TBILISI, DFWatch–The Ministry of Internal Affairs in Georgia Friday detained the former chairman of the Constitutional Security Department (known as Kudi) of the Autonomous Republic of Adjara, who is accused with organizing election fraud.

Temur Pataridze is charged with preparing fake IDs from 2008 to 2012 and illegally using them for election fraud in favor of the National Movement party and its candidates.

So-called swingdoor voting has always been a problem in Georgia. Non-governmental organizations and the opposition has frequently said that Mikheil Saakashvili’s party used this mechanism to conduct fraud. It works in the following way: fake IDs are prepared and then someone goes and votes using these IDs at different precincts. For this, non-existent people were registered on the voters’ lists.

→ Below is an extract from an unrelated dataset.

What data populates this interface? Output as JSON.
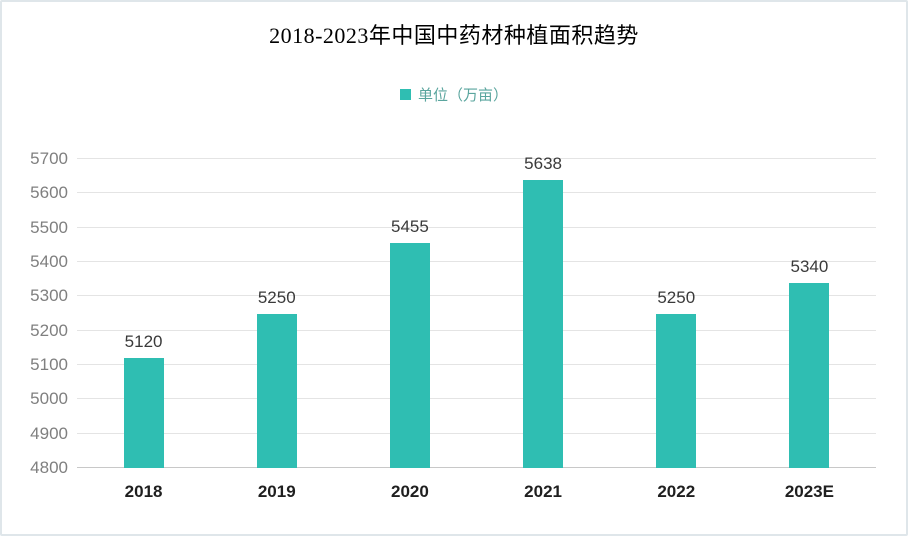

The previous government denied that this was happening, but media and NGOs have reported about a number of such incidents in previous years.

A spokesperson for the Interior Ministry said a briefing Friday evening that Pataridze used the Kudi office in Adjara to prepare fake IDs. The ones who carried out the swingdoor voting were selected among employees of the Security Department.

The Interior Ministry claims that the Kudi employees were studying the election lists in detail to reveal politically passive citizens or those who had left Georgia years ago. Then they passed on this demographic data to Pataridze, who used it to prepare fake IDs, where there were inserted photos of Kudi employees.

“So there were prepared several IDs for one employee and these policemen voted several times at different precincts,” ministry spokesperson Nino Giorgobiani said.

Considering that about a thousand people worked at Kudi, several thousands of fake IDs were used for this kind of election fraud.